Large Language Models for Entities? | ArchXAI Technology Updates

LLM-based NER is useful as a fallback and experimentation path, but current results make it slower and usually less accurate than dedicated NER models.

Large language models (LLMs) can also be asked to find named entities in text. Instead of using a dedicated NER model, the system gives the model instructions such as: list the people, organisations, and places in this passage.

This is useful when no good dedicated model exists, or when the project wants to test a new entity definition quickly. It is less useful when millions of sentences need to be processed, because LLM extraction is much slower.

What we tested

This secondary note uses the LLM results from the current NER benchmark. The models were run locally through Ollama with prompt-based extraction, and the outputs were mapped to the same PER / ORG / LOC evaluation scheme used for dedicated NER models.

The headline score is F1, shown below as a percentage. The table highlights the strongest result reached by the local LLM set for each language.

Headline results

Language	Best local LLM	Dataset	F1 (%)
🇪🇪 Estonian	`gpt-oss_120b`	`et_modern`	64.6%
🇫🇮 Finnish	`gpt-oss_120b`	`fi_multileg`	50.1%
🇱🇻 Latvian	`gpt-oss_120b`	`lv_diverse`	76.9%
🪆 Russian	`gpt-oss_120b`	`ru_modern`	88.8%

Evaluation setup

Evaluation models

Evaluation datasets

🌐 Multilingual
- et_multileg.conll (100 804)
- fi_multileg.conll (96 488)
- lv_multileg.conll (110 860)
🇪🇪 Estonian
- et_modern.conll (165 947)
- et_old.conll (54 069)
🇫🇮 Finnish
- fi_old.conll (51 839)
🇱🇻 Latvian
- lv_modern.conll (21 951)
- lv_diverse.conll (199 155)
🪆 Russian
- ru_modern.conll (47 187)
- ru_oldish.conll (18 838)

Early interpretation

LLM extraction is not the main indexing recommendation at this stage. On most datasets, the best dedicated NER model is more accurate and much faster.
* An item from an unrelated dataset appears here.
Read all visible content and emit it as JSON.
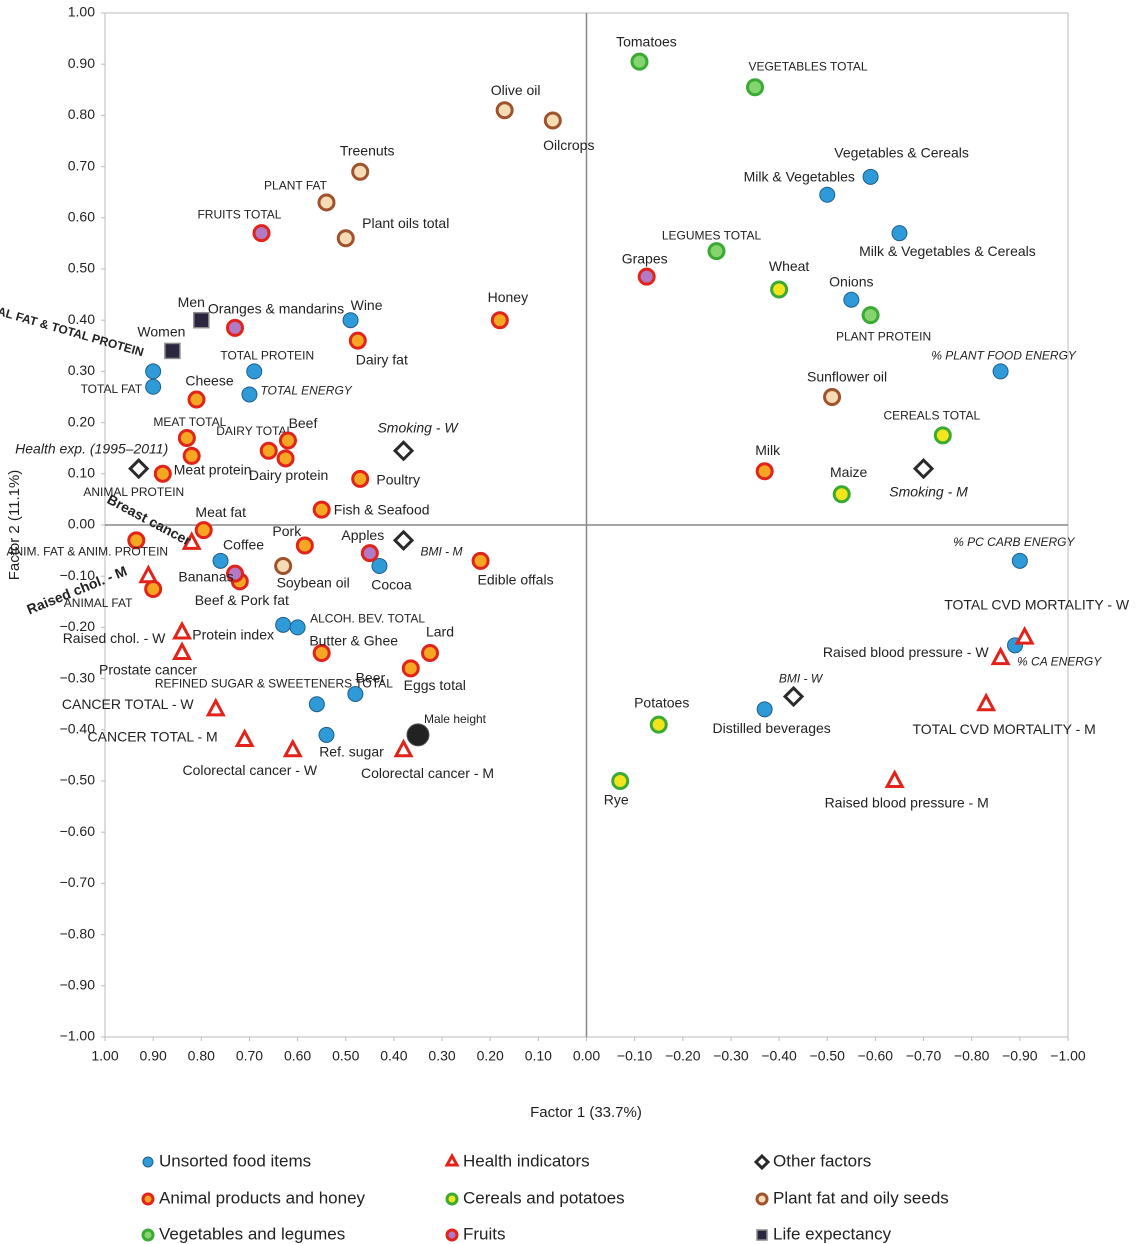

The value of LLMs is different: they are flexible. They can help with targeted enrichment, low-resource cases, rapid testing of new entity types, or cases where a dedicated model performs poorly and a slower fallback is acceptable.

What to update next

The next useful update is to document the prompt format and add more dataset-level detail, especially for cases where LLM extraction still misses entities that a dedicated model can capture reliably. The benchmark should also keep testing smaller and faster local models, because the operational question is not only whether LLMs can work, but whether they can work at a realistic cost.